Wendy Cukier a soutenu que l'opposition au registre était fondée sur de fausses informations ainsi qu'«une campagne de marketing à l'américaine menée par le lobby des armes à feu et le Parti conservateur».

«Le registre n'a jamais tué personne alors que sa disparition pourrait le faire», a lâché Mme Cukier.

«Quelque chose ne tourne pas rond lorsque les conservateurs sont en conflit avec les policiers et les victimes d'actes criminels», a-t-elle martelé.

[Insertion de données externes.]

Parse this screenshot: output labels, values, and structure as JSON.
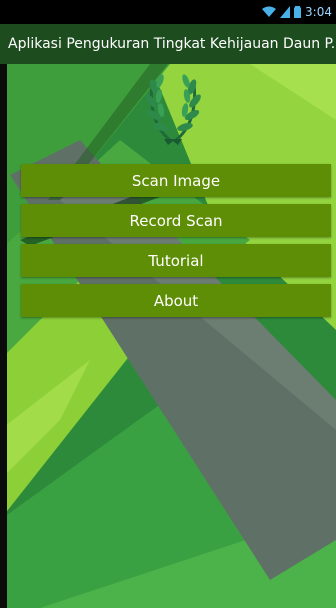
{
  "status_bar": {
    "time": "3:04",
    "icons": [
      "wifi-icon",
      "signal-icon",
      "battery-icon"
    ]
  },
  "app_bar": {
    "title": "Aplikasi Pengukuran Tingkat Kehijauan Daun P..."
  },
  "logo": {
    "icon": "laurel-wreath-icon"
  },
  "menu": {
    "items": [
      {
        "label": "Scan Image"
      },
      {
        "label": "Record Scan"
      },
      {
        "label": "Tutorial"
      },
      {
        "label": "About"
      }
    ]
  },
  "colors": {
    "app_bar": "#1d4d1f",
    "button": "#5e8e06",
    "background_green": "#2f8a3a",
    "light_green": "#9bdc45",
    "gray_band": "#62746a"
  }
}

Après les discours, les étudiants sont allés déposer leurs marguerites devant la porte d'entrée principale du Parlement, sous la Tour de la paix, pour s'assurer que leur message soit bien compris.

En après-midi, moins de deux heures avant le vote, d'autres membres de la Coalition pour le contrôle des armes à feu ont pris la parole à Ottawa dans une ultime tentative pour convaincre les députés opposés au maintien du registre.

Le président de la Fédération des policiers municipaux du Québec, Denis Côté, a souligné que les enquêteurs canadiens consultaient le registre plus de 11 000 fois par jour.

«Évidemment, le registre ne permet pas d'éviter tous les crimes, a reconnu M. Côté. Cependant, si on pense à la tristement célèbre tragédie de Mayerthorpe, en Alberta, où quatre policiers de la GRC ont été assassinés (en mars 2005), l'enregistrement des armes à feu a aidé les enquêteurs à remonter jusqu'à deux personnes qui ont pu être accusées et reconnues coupables de complicité après le fait.»

De son côté, le président de la Fraternité des policiers de Montréal, Yves Francoeur, a indiqué qu'en matière de violence conjugale, le registre avait permis d'«éviter plusieurs tragédies».

Quant aux détracteurs du registre non issus des partis politiques, ils se sont faits discrets à Ottawa mercredi, laissant toute la place aux députés conservateurs.